Petit poème de William Blake, qui court sur les forums :

Je suis debout, au bord de la plage.
Un voilier passe dans la brise du matin, et part vers l'océan.
Il est la beauté, il est la vie.
Je le regarde jusqu'à ce qu'il disparaisse à l'horizon.
Quelqu'un à mon côté dit : "il est parti !".
Parti vers où ?
Parti de mon regard, c'est tout !
Son mât est toujours aussi haut,
Sa coque a toujours la force de porter sa charge humaine.
Sa disparition totale de ma vue est en moi, pas en lui.
Et juste au moment où quelqu'un près de moi dit :
"Il est parti !", il en est d'autres qui le voyant poindre à l'horizon
Et venir vers eux s'exclament avec joie :
"Le voilà !"
C'est ça la mort !
Il n'y a pas de morts,
Il y a des vivants sur les deux rives.


Très jolie poésie, mais mon Dieu - si je puis dire - quelle insulte à l'intelligence humaine !

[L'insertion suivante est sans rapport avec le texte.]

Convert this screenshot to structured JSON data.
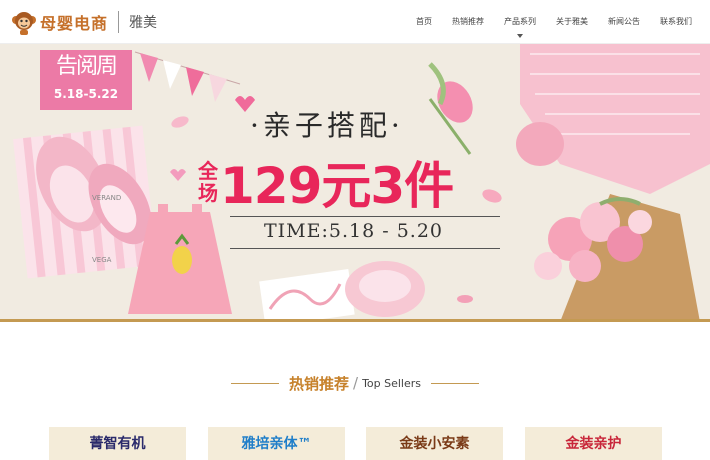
{
  "header": {
    "logo_text": "母婴电商",
    "logo_sub": "雅美",
    "nav": [
      {
        "label": "首页"
      },
      {
        "label": "热销推荐"
      },
      {
        "label": "产品系列"
      },
      {
        "label": "关于雅美"
      },
      {
        "label": "新闻公告"
      },
      {
        "label": "联系我们"
      }
    ]
  },
  "banner": {
    "stamp_title": "告阅周",
    "stamp_date": "5.18-5.22",
    "slogan1": "·亲子搭配·",
    "slogan2_prefix": "全场",
    "slogan2": "129元3件",
    "time": "TIME:5.18 - 5.20",
    "product_tags": [
      "VEGA",
      "VERAND"
    ]
  },
  "section": {
    "title_cn": "热销推荐",
    "slash": "/",
    "title_en": "Top Sellers"
  },
  "cards": [
    {
      "label": "菁智有机",
      "color": "#2a2a6b"
    },
    {
      "label": "雅培亲体™",
      "color": "#1f7ec9"
    },
    {
      "label": "金装小安素",
      "color": "#7a3a17"
    },
    {
      "label": "金装亲护",
      "color": "#c8263a"
    }
  ],
  "colors": {
    "accent": "#c7822c",
    "pink": "#e8265a",
    "gold_line": "#c49a52"
  }
}
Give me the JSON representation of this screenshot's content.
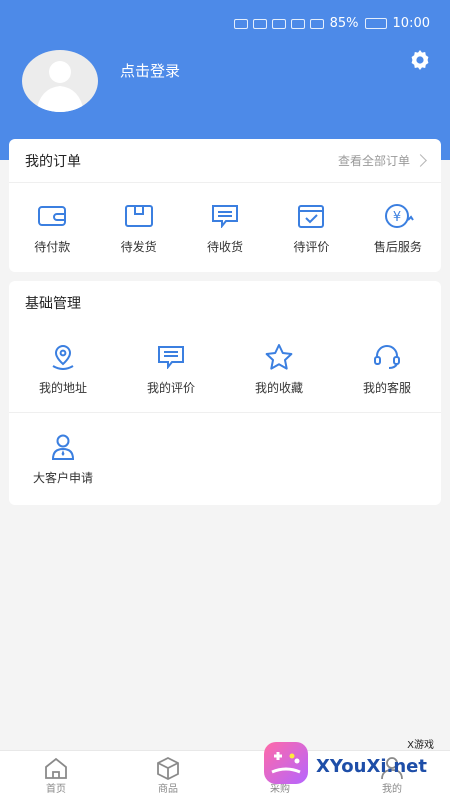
{
  "status_bar": {
    "battery_pct": "85%",
    "time": "10:00"
  },
  "header": {
    "login_text": "点击登录"
  },
  "orders": {
    "title": "我的订单",
    "view_all": "查看全部订单",
    "items": [
      {
        "label": "待付款"
      },
      {
        "label": "待发货"
      },
      {
        "label": "待收货"
      },
      {
        "label": "待评价"
      },
      {
        "label": "售后服务"
      }
    ]
  },
  "basic": {
    "title": "基础管理",
    "items": [
      {
        "label": "我的地址"
      },
      {
        "label": "我的评价"
      },
      {
        "label": "我的收藏"
      },
      {
        "label": "我的客服"
      }
    ],
    "extra": {
      "label": "大客户申请"
    }
  },
  "tabbar": {
    "tabs": [
      {
        "label": "首页"
      },
      {
        "label": "商品"
      },
      {
        "label": "采购"
      },
      {
        "label": "我的"
      }
    ]
  },
  "watermark": {
    "tag": "X游戏",
    "text": "XYouXi.net"
  },
  "colors": {
    "accent": "#4d8ae8",
    "icon_blue": "#3b7fe0"
  }
}
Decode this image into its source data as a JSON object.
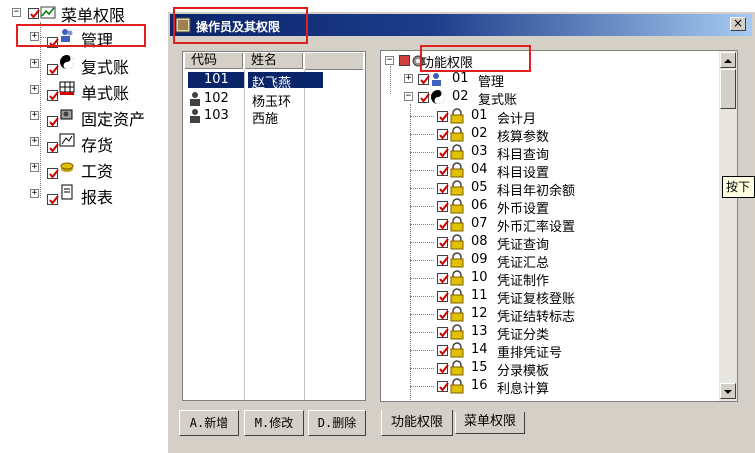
{
  "left_tree": {
    "root": "菜单权限",
    "items": [
      "管理",
      "复式账",
      "单式账",
      "固定资产",
      "存货",
      "工资",
      "报表"
    ]
  },
  "dialog": {
    "title": "操作员及其权限",
    "close_glyph": "×",
    "table": {
      "headers": [
        "代码",
        "姓名"
      ],
      "rows": [
        {
          "code": "101",
          "name": "赵飞燕"
        },
        {
          "code": "102",
          "name": "杨玉环"
        },
        {
          "code": "103",
          "name": "西施"
        }
      ]
    },
    "buttons": {
      "add": "A.新增",
      "edit": "M.修改",
      "delete": "D.删除"
    },
    "perm_tree": {
      "root": "功能权限",
      "modules": [
        {
          "code": "01",
          "name": "管理"
        },
        {
          "code": "02",
          "name": "复式账"
        }
      ],
      "functions": [
        {
          "code": "01",
          "name": "会计月"
        },
        {
          "code": "02",
          "name": "核算参数"
        },
        {
          "code": "03",
          "name": "科目查询"
        },
        {
          "code": "04",
          "name": "科目设置"
        },
        {
          "code": "05",
          "name": "科目年初余额"
        },
        {
          "code": "06",
          "name": "外币设置"
        },
        {
          "code": "07",
          "name": "外币汇率设置"
        },
        {
          "code": "08",
          "name": "凭证查询"
        },
        {
          "code": "09",
          "name": "凭证汇总"
        },
        {
          "code": "10",
          "name": "凭证制作"
        },
        {
          "code": "11",
          "name": "凭证复核登账"
        },
        {
          "code": "12",
          "name": "凭证结转标志"
        },
        {
          "code": "13",
          "name": "凭证分类"
        },
        {
          "code": "14",
          "name": "重排凭证号"
        },
        {
          "code": "15",
          "name": "分录模板"
        },
        {
          "code": "16",
          "name": "利息计算"
        }
      ]
    },
    "tabs": [
      "功能权限",
      "菜单权限"
    ]
  },
  "tooltip_fragment": "按下",
  "colors": {
    "title_bar": "#0a246a",
    "selection": "#0a246a",
    "highlight_box": "#e02020",
    "dialog_face": "#d4d0c8"
  }
}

Toujours ce besoin d'édulcorant, de hochets, de père Noël alors qu'il suffit de se dire : 'Il est parti en circonvolutions dans le 'Grand Tout' où rien ne se perd, ne se crée et où tout se transforme en se complexifiant. Nous le rejoindrons demain et nous nous fondrons en lui pour une 'vie' surhumaine insoupçonnée.'

Sauf, bien entendu, si entre temps, on découvre les hommes de l'autre rive de William Blake...
L'espoir de l'Océan naît au cœur de la Source.